What they count on most is the complexity of male desires. It’s hard to answer the general question: what do you want? So I answer very concretely, using names, weights and colors: “I want coffee and doughnuts”—this snaps the passive listener out of her stupor. “ What? ” is the following logical and slightly astonished question.
“Coffee and doughnuts, but with that taste of the good old days.”
The effect of sincerity is short-lived. They soon turn their back on you again, somehow accusingly, but now with a certain contempt. Women are at first endlessly curious, they start to love me. Then they begin to despise me to my very core, because I turn out to be boring, the living picture of their dissatisfaction. Should I ask them what they wanted from me or whether I’ve promised anything? I don’t think there’s any point.
“Come on, get up, wake up! How can you even feel like sleeping, I could hardly sleep a wink from anxiety.”
What anxiety, I could reply, but I don’t want to.

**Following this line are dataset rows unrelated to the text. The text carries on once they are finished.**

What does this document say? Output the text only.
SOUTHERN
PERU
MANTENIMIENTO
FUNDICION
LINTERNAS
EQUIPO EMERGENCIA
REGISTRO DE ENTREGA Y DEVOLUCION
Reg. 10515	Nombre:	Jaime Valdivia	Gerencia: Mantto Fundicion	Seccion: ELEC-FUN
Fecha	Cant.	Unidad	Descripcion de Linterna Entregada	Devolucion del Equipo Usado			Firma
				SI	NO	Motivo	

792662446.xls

Some breath of the dream is caught between my lips, a warm sip with a strange aftertaste, slightly bitter, slightly sweet, the slightly rotten taste of waking that spurs you to brush your teeth — so as to forget that gloomy little ghost, that telltale memory, trace, souvenir and hint that in your dreams you embraced something dead.
“You haven’t shown me anything of your father’s,” I say after swallowing that chunk of mummified dream.
I lie back on the pillow. She has stopped moving her hand, right as it was passing through the roots of her hair. I love watching women stop moving their hands, especially when executing one of the most primitive female movements.
“What?”
“It just occurred to me all of a sudden, I don’t know why, that you almost never say anything about your father.”
“My father’s been gone for years, you know that.”
“He died.”
I say this without a questioning intonation, yet not exactly as a statement, either. More like an opinion open to argument, proof, verification or refutation.
“What’s the matter with you?” Her nervous liveliness has suddenly dried up. After that I again hear in her voice those notes of annoyance and stubbornness. The feeling that she’s being attacked — by none other than me. “Did something happen? Are you trying to tell me something?”